I’m so pleased you managed to find a place at the Hotel. This will really help us locate your father and free him from whatever fate has kept you apart these twelve years. Wonderful, wonderful job. But now that you are in the Hotel, dangers lurk around every corner. I’m sure our encounter in Budapest has shown how deeply deceived the Hotel staff are concerning their so-called “mission.”
It’s this mission that I and your new friends have worked so diligently to stop. Agapios has convinced everyone that what the Hotel does is for the benefit of the children, but it is theft, plain and simple.
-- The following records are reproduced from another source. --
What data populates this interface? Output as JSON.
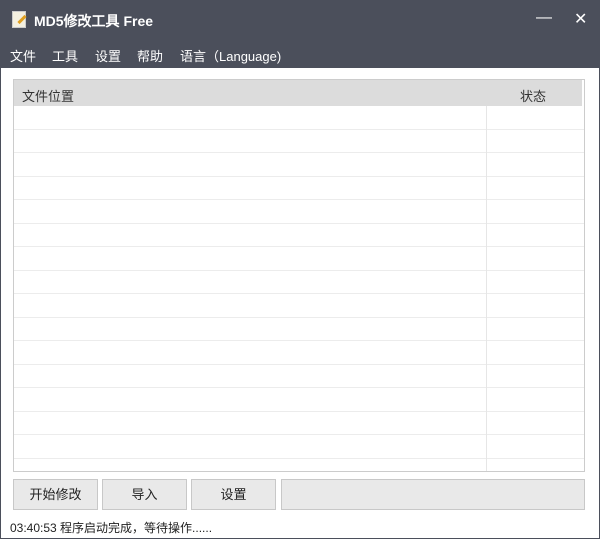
{
  "window": {
    "title": "MD5修改工具 Free",
    "minimize": "—",
    "close": "✕"
  },
  "menu": [
    "文件",
    "工具",
    "设置",
    "帮助",
    "语言（Language)"
  ],
  "table": {
    "columns": [
      "文件位置",
      "状态"
    ],
    "row_count": 15
  },
  "buttons": {
    "start": "开始修改",
    "import": "导入",
    "settings": "设置"
  },
  "status": "03:40:53 程序启动完成，等待操作......"
}
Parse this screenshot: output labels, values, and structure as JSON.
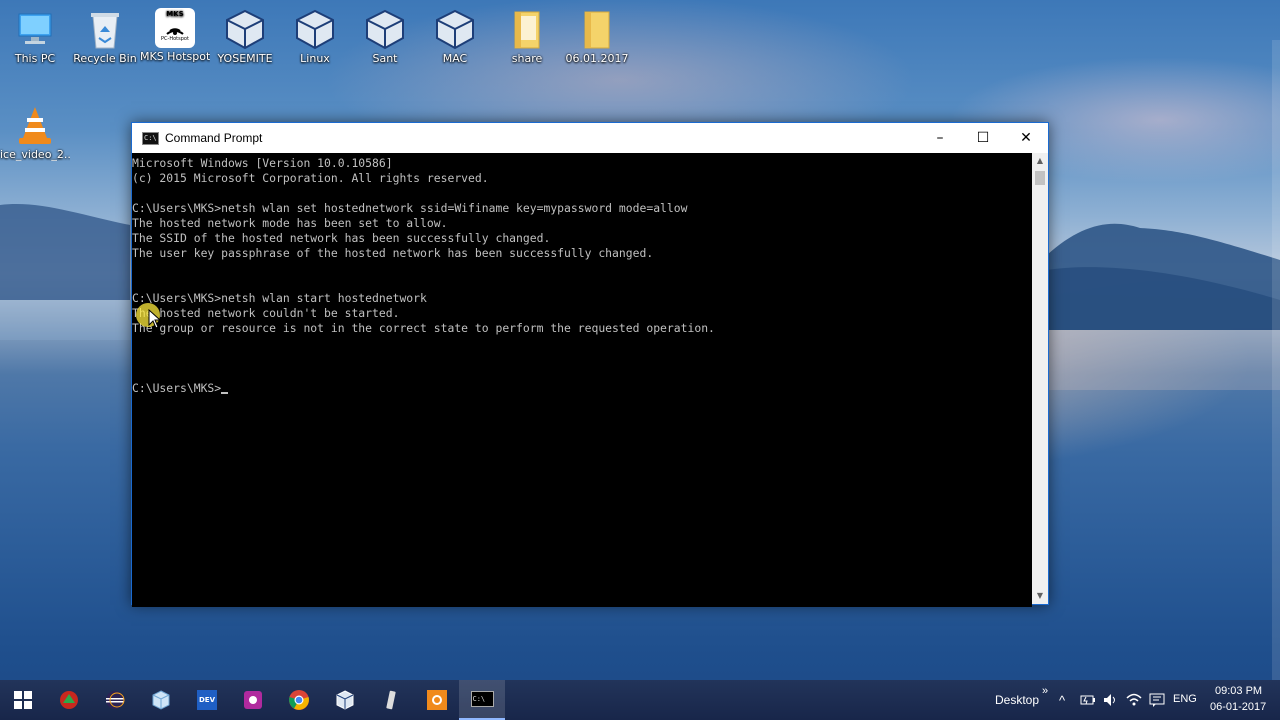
{
  "desktop": {
    "icons": [
      {
        "label": "This PC",
        "icon": "this-pc-icon"
      },
      {
        "label": "Recycle Bin",
        "icon": "recycle-bin-icon"
      },
      {
        "label": "MKS Hotspot",
        "icon": "mks-hotspot-icon",
        "badge_text": "MKS",
        "badge_sub": "PC-Hotspot"
      },
      {
        "label": "YOSEMITE",
        "icon": "virtualbox-icon"
      },
      {
        "label": "Linux",
        "icon": "virtualbox-icon"
      },
      {
        "label": "Sant",
        "icon": "virtualbox-icon"
      },
      {
        "label": "MAC",
        "icon": "virtualbox-icon"
      },
      {
        "label": "share",
        "icon": "folder-icon"
      },
      {
        "label": "06.01.2017",
        "icon": "folder-icon"
      },
      {
        "label": "ice_video_2...",
        "icon": "vlc-icon"
      }
    ]
  },
  "window": {
    "title": "Command Prompt",
    "icon_text": "C:\\",
    "controls": {
      "minimize": "–",
      "maximize": "☐",
      "close": "✕"
    }
  },
  "console": {
    "lines": [
      "Microsoft Windows [Version 10.0.10586]",
      "(c) 2015 Microsoft Corporation. All rights reserved.",
      "",
      "C:\\Users\\MKS>netsh wlan set hostednetwork ssid=Wifiname key=mypassword mode=allow",
      "The hosted network mode has been set to allow.",
      "The SSID of the hosted network has been successfully changed.",
      "The user key passphrase of the hosted network has been successfully changed.",
      "",
      "",
      "C:\\Users\\MKS>netsh wlan start hostednetwork",
      "The hosted network couldn't be started.",
      "The group or resource is not in the correct state to perform the requested operation.",
      "",
      "",
      "",
      "C:\\Users\\MKS>"
    ]
  },
  "taskbar": {
    "items": [
      {
        "name": "start-button",
        "icon": "windows-logo-icon"
      },
      {
        "name": "taskbar-app-1",
        "icon": "red-green-app-icon"
      },
      {
        "name": "taskbar-app-2",
        "icon": "eclipse-icon"
      },
      {
        "name": "taskbar-app-3",
        "icon": "cube-icon"
      },
      {
        "name": "taskbar-app-4",
        "icon": "dev-app-icon",
        "text": "DEV"
      },
      {
        "name": "taskbar-app-5",
        "icon": "purple-app-icon"
      },
      {
        "name": "taskbar-app-6",
        "icon": "chrome-icon"
      },
      {
        "name": "taskbar-app-7",
        "icon": "virtualbox-icon"
      },
      {
        "name": "taskbar-app-8",
        "icon": "phone-icon"
      },
      {
        "name": "taskbar-app-9",
        "icon": "orange-app-icon"
      },
      {
        "name": "taskbar-app-10",
        "icon": "command-prompt-icon"
      }
    ],
    "desktop_label": "Desktop",
    "desktop_chevron": "»",
    "tray": {
      "up_arrow": "^",
      "language": "ENG",
      "time": "09:03 PM",
      "date": "06-01-2017"
    }
  },
  "colors": {
    "console_bg": "#000000",
    "console_fg": "#c0c0c0",
    "taskbar_bg": "#1c2a4a",
    "window_border": "#1a6ad0"
  }
}
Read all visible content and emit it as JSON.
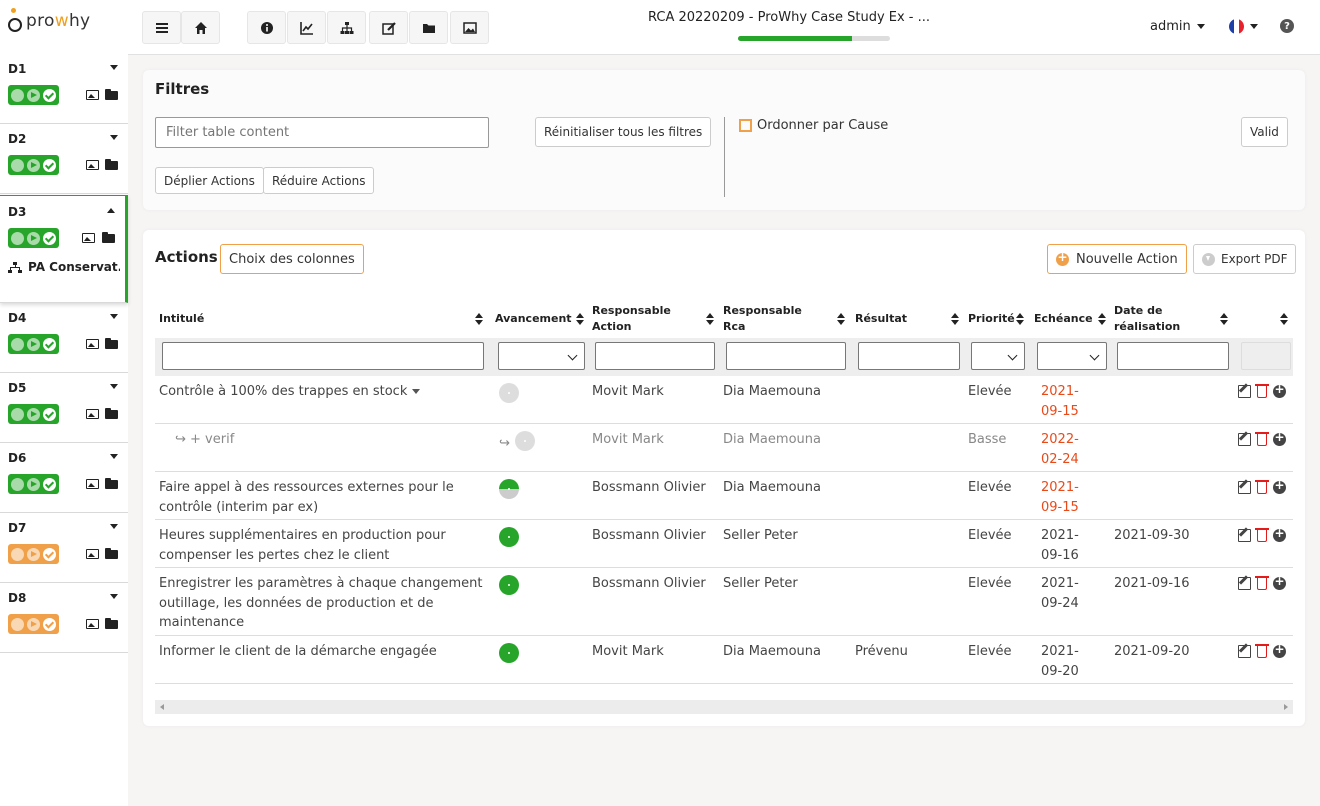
{
  "app": {
    "logo_prefix": "pro",
    "logo_accent": "w",
    "logo_suffix": "hy",
    "brand_color": "#f0a020"
  },
  "header": {
    "title": "RCA 20220209 - ProWhy Case Study Ex - ...",
    "progress_percent": 75,
    "user": "admin",
    "language_icon": "french-flag-icon",
    "toolbar_icons": [
      "menu-icon",
      "home-icon",
      "info-icon",
      "chart-icon",
      "sitemap-icon",
      "edit-icon",
      "folder-icon",
      "image-icon"
    ]
  },
  "sidebar": {
    "sections": [
      {
        "label": "D1",
        "status": "green"
      },
      {
        "label": "D2",
        "status": "green"
      },
      {
        "label": "D3",
        "status": "green",
        "expanded": true,
        "sub_item": "PA Conservat..."
      },
      {
        "label": "D4",
        "status": "green"
      },
      {
        "label": "D5",
        "status": "green"
      },
      {
        "label": "D6",
        "status": "green"
      },
      {
        "label": "D7",
        "status": "orange"
      },
      {
        "label": "D8",
        "status": "orange"
      }
    ]
  },
  "filters": {
    "title": "Filtres",
    "search_placeholder": "Filter table content",
    "reset_label": "Réinitialiser tous les filtres",
    "expand_label": "Déplier Actions",
    "collapse_label": "Réduire Actions",
    "order_by_cause_label": "Ordonner par Cause",
    "order_by_cause_checked": false,
    "valid_label": "Valid"
  },
  "actions": {
    "title": "Actions",
    "columns_label": "Choix des colonnes",
    "new_action_label": "Nouvelle Action",
    "export_label": "Export PDF",
    "columns": [
      "Intitulé",
      "Avancement",
      "Responsable Action",
      "Responsable Rca",
      "Résultat",
      "Priorité",
      "Echéance",
      "Date de réalisation",
      ""
    ],
    "rows": [
      {
        "intitule": "Contrôle à 100% des trappes en stock",
        "avancement": "grey",
        "resp_action": "Movit Mark",
        "resp_rca": "Dia Maemouna",
        "resultat": "",
        "priorite": "Elevée",
        "echeance": "2021-09-15",
        "echeance_overdue": true,
        "realisation": ""
      },
      {
        "intitule": "+ verif",
        "sub": true,
        "avancement": "grey",
        "resp_action": "Movit Mark",
        "resp_rca": "Dia Maemouna",
        "resultat": "",
        "priorite": "Basse",
        "echeance": "2022-02-24",
        "echeance_overdue": true,
        "realisation": ""
      },
      {
        "intitule": "Faire appel à des ressources externes pour le contrôle (interim par ex)",
        "avancement": "half",
        "resp_action": "Bossmann Olivier",
        "resp_rca": "Dia Maemouna",
        "resultat": "",
        "priorite": "Elevée",
        "echeance": "2021-09-15",
        "echeance_overdue": true,
        "realisation": ""
      },
      {
        "intitule": "Heures supplémentaires en production pour compenser les pertes chez le client",
        "avancement": "green",
        "resp_action": "Bossmann Olivier",
        "resp_rca": "Seller Peter",
        "resultat": "",
        "priorite": "Elevée",
        "echeance": "2021-09-16",
        "echeance_overdue": false,
        "realisation": "2021-09-30"
      },
      {
        "intitule": "Enregistrer les paramètres à chaque changement outillage, les données de production et de maintenance",
        "avancement": "green",
        "resp_action": "Bossmann Olivier",
        "resp_rca": "Seller Peter",
        "resultat": "",
        "priorite": "Elevée",
        "echeance": "2021-09-24",
        "echeance_overdue": false,
        "realisation": "2021-09-16"
      },
      {
        "intitule": "Informer le client de la démarche engagée",
        "avancement": "green",
        "resp_action": "Movit Mark",
        "resp_rca": "Dia Maemouna",
        "resultat": "Prévenu",
        "priorite": "Elevée",
        "echeance": "2021-09-20",
        "echeance_overdue": false,
        "realisation": "2021-09-20"
      }
    ]
  },
  "colors": {
    "green": "#27a52a",
    "orange": "#f0a048",
    "overdue": "#e84a1a"
  }
}
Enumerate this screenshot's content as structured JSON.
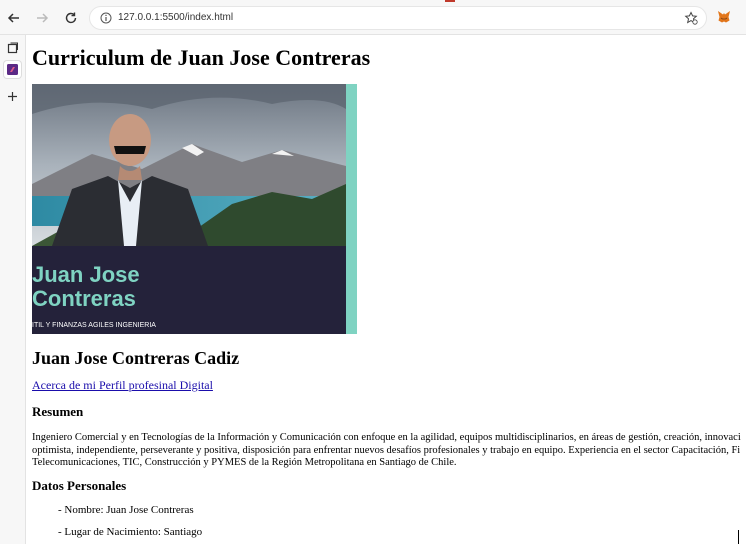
{
  "browser": {
    "url": "127.0.0.1:5500/index.html",
    "colors": {
      "accent": "#c0392b",
      "link": "#1a0dab",
      "photo_stripe": "#7fd3c2",
      "photo_banner": "#24223a"
    }
  },
  "sidebar": {
    "items": [
      {
        "icon": "tab-actions-icon"
      },
      {
        "icon": "app-icon"
      },
      {
        "icon": "plus-icon"
      }
    ]
  },
  "page": {
    "title": "Curriculum de Juan Jose Contreras",
    "photo": {
      "name_line1": "Juan Jose",
      "name_line2": "Contreras",
      "caption": "ITIL Y FINANZAS AGILES INGENIERIA"
    },
    "name_heading": "Juan Jose Contreras Cadiz",
    "profile_link": "Acerca de mi Perfil profesinal Digital",
    "resumen_heading": "Resumen",
    "resumen_lines": [
      "Ingeniero Comercial y en Tecnologías de la Información y Comunicación con enfoque en la agilidad, equipos multidisciplinarios, en áreas de gestión, creación, innovaci",
      "optimista, independiente, perseverante y positiva, disposición para enfrentar nuevos desafíos profesionales y trabajo en equipo. Experiencia en el sector Capacitación, Fi",
      "Telecomunicaciones, TIC, Construcción y PYMES de la Región Metropolitana en Santiago de Chile."
    ],
    "datos_heading": "Datos Personales",
    "datos": [
      "- Nombre: Juan Jose Contreras",
      "- Lugar de Nacimiento: Santiago"
    ]
  }
}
Those stolen children have no idea what’s in store for them.
Try not to trouble yourself with these things, though, else the Hotel may begin to sense your intentions. Set your sights on unlocking the secrets hidden in Reinhart’s coin, and the Hotel will not fault you for it. Focus only on him, and you will find what you’ve always longed for.
Reinhart would be proud.
Stripe
I read it over again and again, lingering each time on those final words.
Reinhart would be proud.
So the Hotel is stealing kids, and Rahki’s bought some lie that they’re doing it for a good cause. That’s why Nico views her as the enemy. She seems like a really good person, though, even if she threw me under the bus when I first arrived; I’m sure she just doesn’t know the truth.
Stripe said they revealed Orban as one of their own. That could mean Stripe and the people working with him really are the Competition, and that the Competition’s job is to stop the Hotel from taking these kids.